Soon the apple, granola, and cheese were gone. What to eat now? By day two he had discovered the massive growth of sea urchins clinging to rocks, just below the low tide line. Wait for low tide and then peel off the urchins. Their insides are filled with green goo, resembling and green goo found inside lobsters, called tomalley. Tomalley is filled with protein, fat, carbohydrates, minerals, and vitamins, and though it’s look is not appealing, and its taste is bland, it will keep you alive.
In addition to sea urchins, the top of Tobacco Juice Island had a growth of Rose Hip bushes. These bushes produce a fruit, which is high in Vitamin C, magnesium, and other minerals, which support health.
“Ok,” he thought on the afternoon of his second day, we are going to be just fine.
“I have water, I have food, I have shelter, and the large Island rat has not attacked me yet”, so we are doing “wicked good”.
Survival is about prioritizing, staying focused, and accomplishing simple tasks one after another. He thought of Jack London’s story “To Build a Fire”. He reminded himself to never build a fire under snow-laden branches.
As the sun set each day and air temperature dropped fog rolled in over Hurricane Sound. Within minutes of the air reaching its dew point, his world shrunk to the size of Tobacco Juice. He sat under his tarp, stared out at the fog and green cold water and let his thoughts wander. When the human brain is removed from a constant bombardment of stimuli; voices, electronics, television, and radio it starts working on its own. No longer is the brain relying on outside prodding to animate itself.
In an unstructured environment, sleep comes at random times. He found himself waking up in the middle of the night to harvest sea urchins at low tide and sitting facing east waiting for Twilight, and the suns gradual rising. He was surviving quite nicely. Yes, this was only three days and two nights, but he felt strong and confident.

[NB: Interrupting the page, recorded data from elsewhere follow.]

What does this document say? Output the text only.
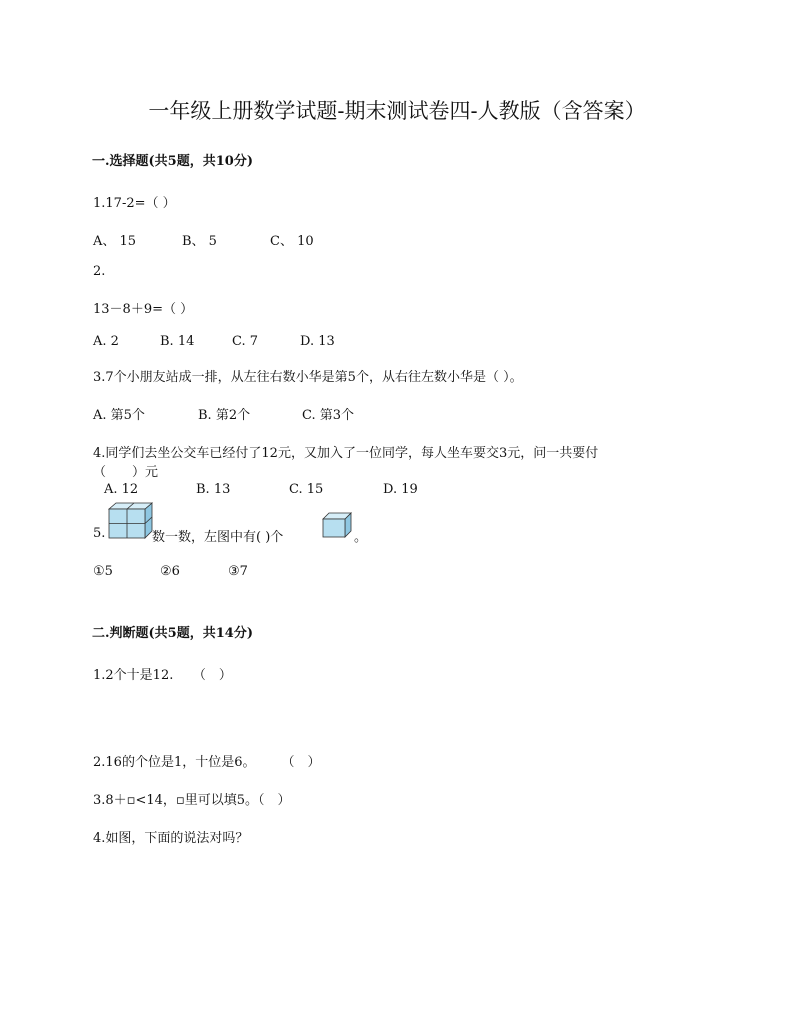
一年级上册数学试题-期末测试卷四-人教版（含答案）
一.选择题(共5题，共10分)
1.17-2=（ ）
A、 15	B、 5	C、 10
2.
13－8＋9=（ ）
A. 2	B. 14	C. 7	D. 13
3.7个小朋友站成一排，从左往右数小华是第5个，从右往左数小华是（ ）。
A. 第5个	B. 第2个	C. 第3个
4.同学们去坐公交车已经付了12元，又加入了一位同学，每人坐车要交3元，问一共要付
（　　）元
A. 12	B. 13	C. 15	D. 19
5.	数一数，左图中有( )个	。
①5	②6	③7
二.判断题(共5题，共14分)
1.2个十是12.　　（　）
2.16的个位是1，十位是6。　　　（　）
3.8＋▫<14，▫里可以填5。（　）
4.如图，下面的说法对吗？
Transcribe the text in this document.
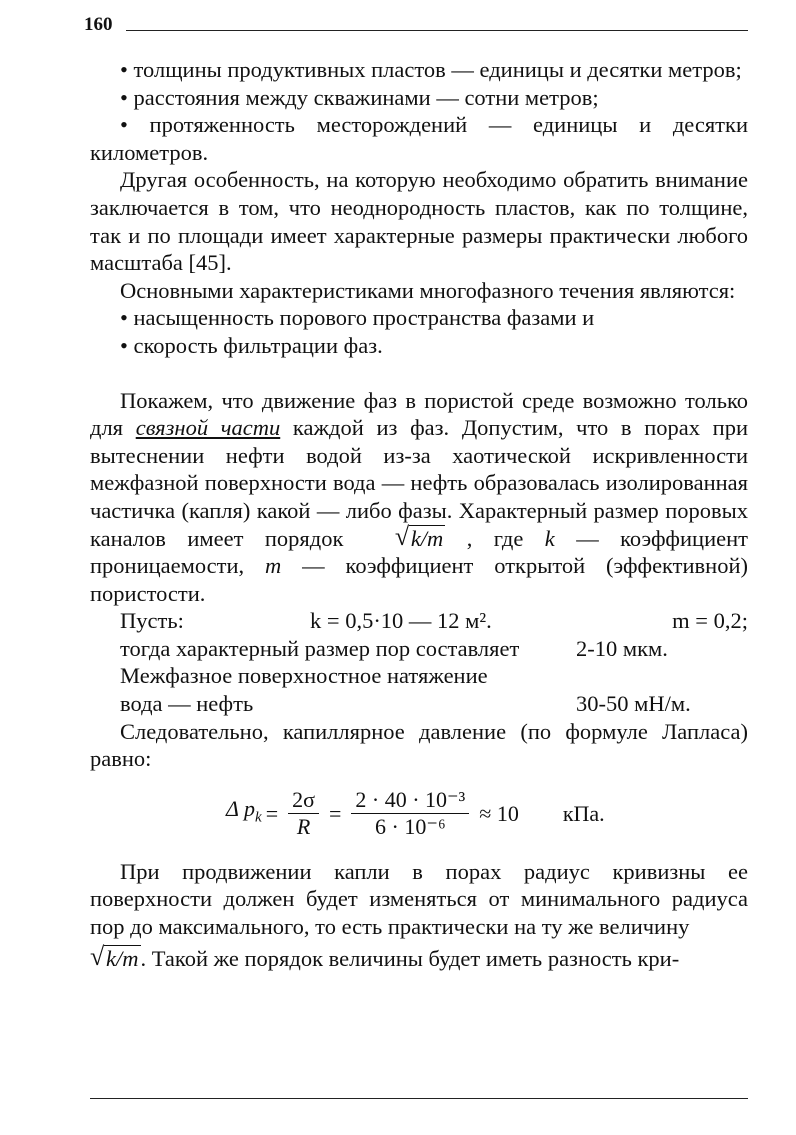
160

• толщины продуктивных пластов — единицы и десятки метров;

• расстояния между скважинами — сотни метров;

• протяженность месторождений — единицы и десятки километров.

Другая особенность, на которую необходимо обратить внимание заключается в том, что неоднородность пластов, как по толщине, так и по площади имеет характерные размеры практически любого масштаба [45].

Основными характеристиками многофазного течения являются:

• насыщенность порового пространства фазами и

• скорость фильтрации фаз.

Покажем, что движение фаз в пористой среде возможно только для связной части каждой из фаз. Допустим, что в порах при вытеснении нефти водой из-за хаотической искривленности межфазной поверхности вода — нефть образовалась изолированная частичка (капля) какой — либо фазы. Характерный размер поровых каналов имеет порядок	√ k/m , где k — коэффициент проницаемости, m — коэффициент открытой (эффективной) пористости.

Пусть:	k = 0,5·10 — 12 м².	m = 0,2;
тогда характерный размер пор составляет	2-10 мкм.
Межфазное поверхностное натяжение
вода — нефть	30-50 мН/м.

Следовательно, капиллярное давление (по формуле Лапласа) равно:

Δ $p_k = \frac{2\sigma}{R} = \frac{\text{2 · 40 · 10⁻³}}{\text{6 · 10⁻⁶}} \approx 10$ кПа.

При продвижении капли в порах радиус кривизны ее поверхности должен будет изменяться от минимального радиуса пор до максимального, то есть практически на ту же величину

√ k/m. Такой же порядок величины будет иметь разность кри-
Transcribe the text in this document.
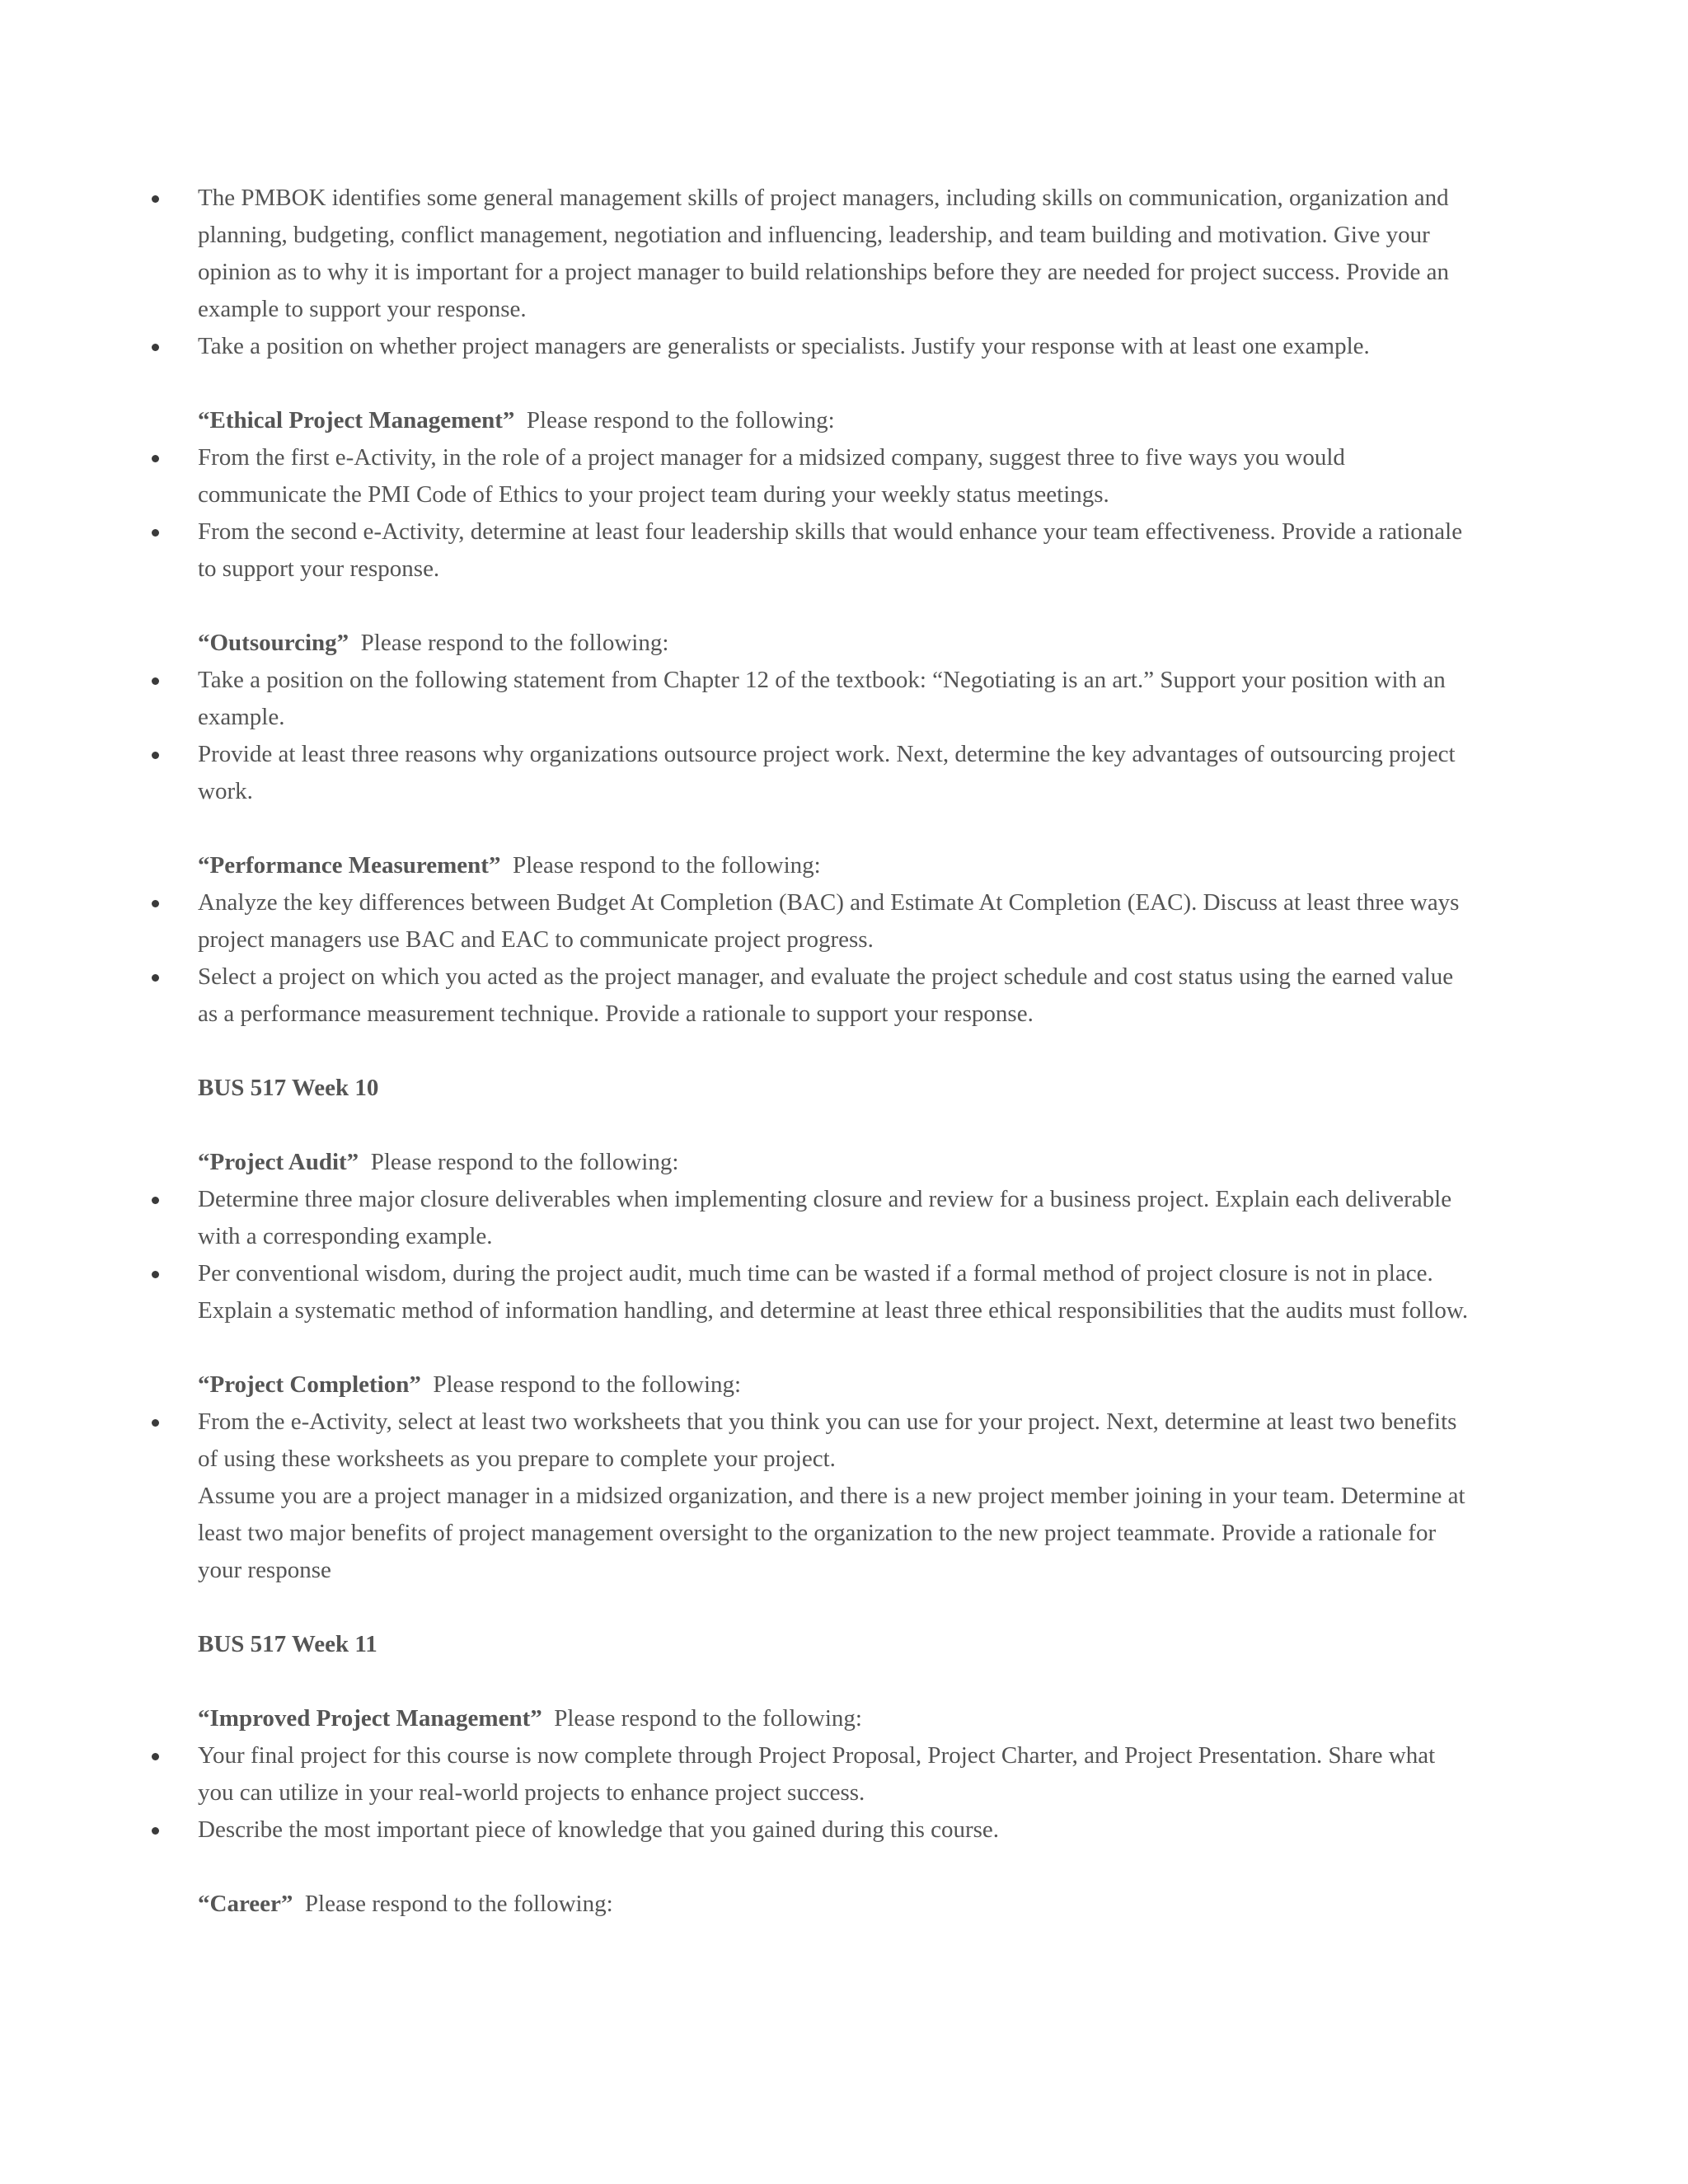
The PMBOK identifies some general management skills of project managers, including skills on communication, organization and planning, budgeting, conflict management, negotiation and influencing, leadership, and team building and motivation. Give your opinion as to why it is important for a project manager to build relationships before they are needed for project success. Provide an example to support your response.
Take a position on whether project managers are generalists or specialists. Justify your response with at least one example.
“Ethical Project Management” Please respond to the following:
From the first e-Activity, in the role of a project manager for a midsized company, suggest three to five ways you would communicate the PMI Code of Ethics to your project team during your weekly status meetings.
From the second e-Activity, determine at least four leadership skills that would enhance your team effectiveness. Provide a rationale to support your response.
“Outsourcing” Please respond to the following:
Take a position on the following statement from Chapter 12 of the textbook: “Negotiating is an art.” Support your position with an example.
Provide at least three reasons why organizations outsource project work. Next, determine the key advantages of outsourcing project work.
“Performance Measurement” Please respond to the following:
Analyze the key differences between Budget At Completion (BAC) and Estimate At Completion (EAC). Discuss at least three ways project managers use BAC and EAC to communicate project progress.
Select a project on which you acted as the project manager, and evaluate the project schedule and cost status using the earned value as a performance measurement technique. Provide a rationale to support your response.
BUS 517 Week 10
“Project Audit” Please respond to the following:
Determine three major closure deliverables when implementing closure and review for a business project. Explain each deliverable with a corresponding example.
Per conventional wisdom, during the project audit, much time can be wasted if a formal method of project closure is not in place. Explain a systematic method of information handling, and determine at least three ethical responsibilities that the audits must follow.
“Project Completion” Please respond to the following:
From the e-Activity, select at least two worksheets that you think you can use for your project. Next, determine at least two benefits of using these worksheets as you prepare to complete your project.
Assume you are a project manager in a midsized organization, and there is a new project member joining in your team. Determine at least two major benefits of project management oversight to the organization to the new project teammate. Provide a rationale for your response
BUS 517 Week 11
“Improved Project Management” Please respond to the following:
Your final project for this course is now complete through Project Proposal, Project Charter, and Project Presentation. Share what you can utilize in your real-world projects to enhance project success.
Describe the most important piece of knowledge that you gained during this course.
“Career” Please respond to the following:
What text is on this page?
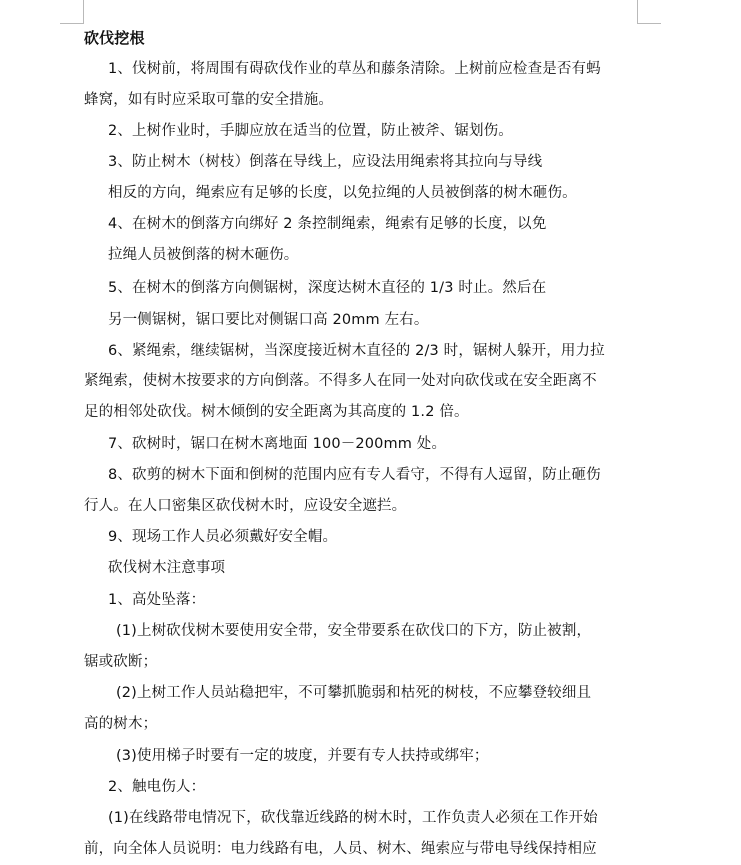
砍伐挖根
1、伐树前，将周围有碍砍伐作业的草丛和藤条清除。上树前应检查是否有蚂
蜂窝，如有时应采取可靠的安全措施。
2、上树作业时，手脚应放在适当的位置，防止被斧、锯划伤。
3、防止树木（树枝）倒落在导线上，应设法用绳索将其拉向与导线
相反的方向，绳索应有足够的长度，以免拉绳的人员被倒落的树木砸伤。
4、在树木的倒落方向绑好 2 条控制绳索，绳索有足够的长度，以免
拉绳人员被倒落的树木砸伤。
5、在树木的倒落方向侧锯树，深度达树木直径的 1/3 时止。然后在
另一侧锯树，锯口要比对侧锯口高 20mm 左右。
6、紧绳索，继续锯树，当深度接近树木直径的 2/3 时，锯树人躲开，用力拉
紧绳索，使树木按要求的方向倒落。不得多人在同一处对向砍伐或在安全距离不
足的相邻处砍伐。树木倾倒的安全距离为其高度的 1.2 倍。
7、砍树时，锯口在树木离地面 100－200mm 处。
8、砍剪的树木下面和倒树的范围内应有专人看守，不得有人逗留，防止砸伤
行人。在人口密集区砍伐树木时，应设安全遮拦。
9、现场工作人员必须戴好安全帽。
砍伐树木注意事项
1、高处坠落：
(1)上树砍伐树木要使用安全带，安全带要系在砍伐口的下方，防止被割，
锯或砍断；
(2)上树工作人员站稳把牢，不可攀抓脆弱和枯死的树枝，不应攀登较细且
高的树木；
(3)使用梯子时要有一定的坡度，并要有专人扶持或绑牢；
2、触电伤人：
(1)在线路带电情况下，砍伐靠近线路的树木时，工作负责人必须在工作开始
前，向全体人员说明：电力线路有电，人员、树木、绳索应与带电导线保持相应
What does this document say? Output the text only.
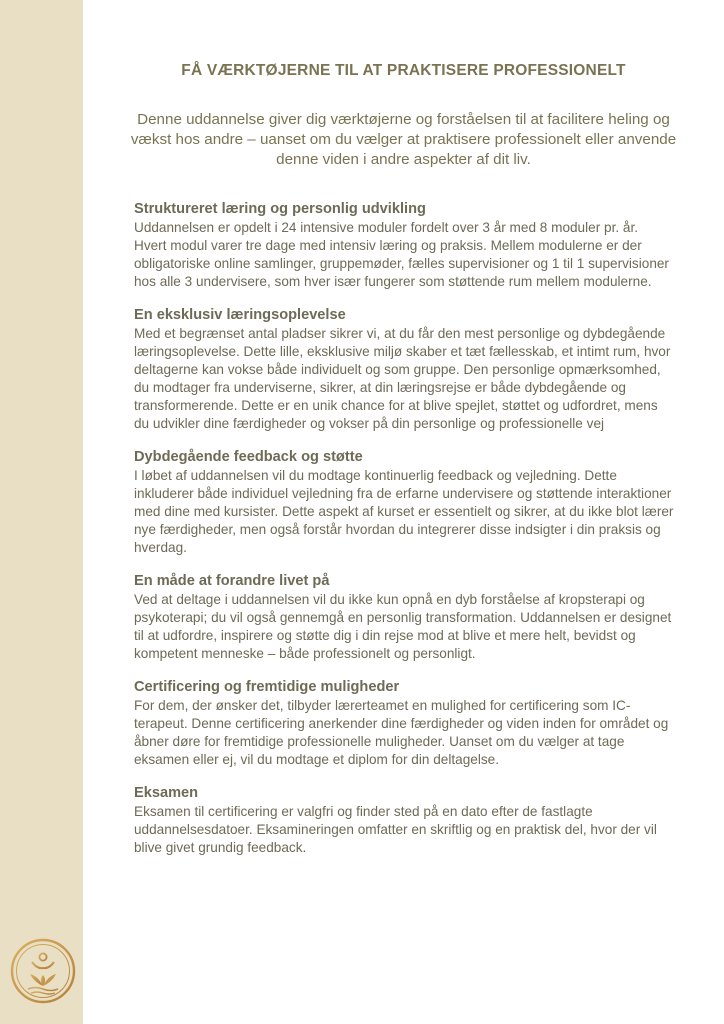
FÅ VÆRKTØJERNE TIL AT PRAKTISERE PROFESSIONELT
Denne uddannelse giver dig værktøjerne og forståelsen til at facilitere heling og vækst hos andre – uanset om du vælger at praktisere professionelt eller anvende denne viden i andre aspekter af dit liv.
Struktureret læring og personlig udvikling
Uddannelsen er opdelt i 24 intensive moduler fordelt over 3 år med 8 moduler pr. år. Hvert modul varer tre dage med intensiv læring og praksis. Mellem modulerne er der obligatoriske online samlinger, gruppemøder, fælles supervisioner og 1 til 1 supervisioner hos alle 3 undervisere, som hver især fungerer som støttende rum mellem modulerne.
En eksklusiv læringsoplevelse
Med et begrænset antal pladser sikrer vi, at du får den mest personlige og dybdegående læringsoplevelse. Dette lille, eksklusive miljø skaber et tæt fællesskab, et intimt rum, hvor deltagerne kan vokse både individuelt og som gruppe. Den personlige opmærksomhed, du modtager fra underviserne, sikrer, at din læringsrejse er både dybdegående og transformerende. Dette er en unik chance for at blive spejlet, støttet og udfordret, mens du udvikler dine færdigheder og vokser på din personlige og professionelle vej
Dybdegående feedback og støtte
I løbet af uddannelsen vil du modtage kontinuerlig feedback og vejledning. Dette inkluderer både individuel vejledning fra de erfarne undervisere og støttende interaktioner med dine med kursister. Dette aspekt af kurset er essentielt og sikrer, at du ikke blot lærer nye færdigheder, men også forstår hvordan du integrerer disse indsigter i din praksis og hverdag.
En måde at forandre livet på
Ved at deltage i uddannelsen vil du ikke kun opnå en dyb forståelse af kropsterapi og psykoterapi; du vil også gennemgå en personlig transformation. Uddannelsen er designet til at udfordre, inspirere og støtte dig i din rejse mod at blive et mere helt, bevidst og kompetent menneske – både professionelt og personligt.
Certificering og fremtidige muligheder
For dem, der ønsker det, tilbyder lærerteamet en mulighed for certificering som IC-terapeut. Denne certificering anerkender dine færdigheder og viden inden for området og åbner døre for fremtidige professionelle muligheder. Uanset om du vælger at tage eksamen eller ej, vil du modtage et diplom for din deltagelse.
Eksamen
Eksamen til certificering er valgfri og finder sted på en dato efter de fastlagte uddannelsesdatoer. Eksamineringen omfatter en skriftlig og en praktisk del, hvor der vil blive givet grundig feedback.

“,Yup” he said, “We can do this”.
“I think this is day three,” he thought, but he could not really remember. Random naps, the unstructured days, and a meager food intake, had allowed his brain to lose track of time, or maybe just not prioritize keeping track of time.
“I think this is the last day, hmmm, maybe not”. He mumbled to himself. “No matter”.
And then, as the sun was beginning to set over Owl’s Head, a small boat appeared. It was not a lobster boat, but the Boston Whaler used by Outward Bound. There was no sound of its engines at first, but then he could hear the outboards. It slowed to an idle as it came up to the island’s small beach.
“Hello,” shouted the boat’s skipper. “Ready to go?”
“Yes!” he said out loud, but part of him wanted to stay. He had bonded with this little mound of rocks, with it’s one elusive animal inhabitant.
“Let me pull down my tarp, I’ll be right there,” he said. He had not wanted to take down the tarp until he knew he was really departing.
After retrieving the tarp & empty water jug he waded out into the cold Maine water, and rolled himself into the boat.
He was filled with weird emotions, both a sense of accomplishment, but also a sense of having missed human companionship. He was glad to be back with others now, but also knew he would remember his time on Tobacco Juice Island.
“Damn, I am so hungry,” he said to the boat’s skipper. “I can’t wait to eat!”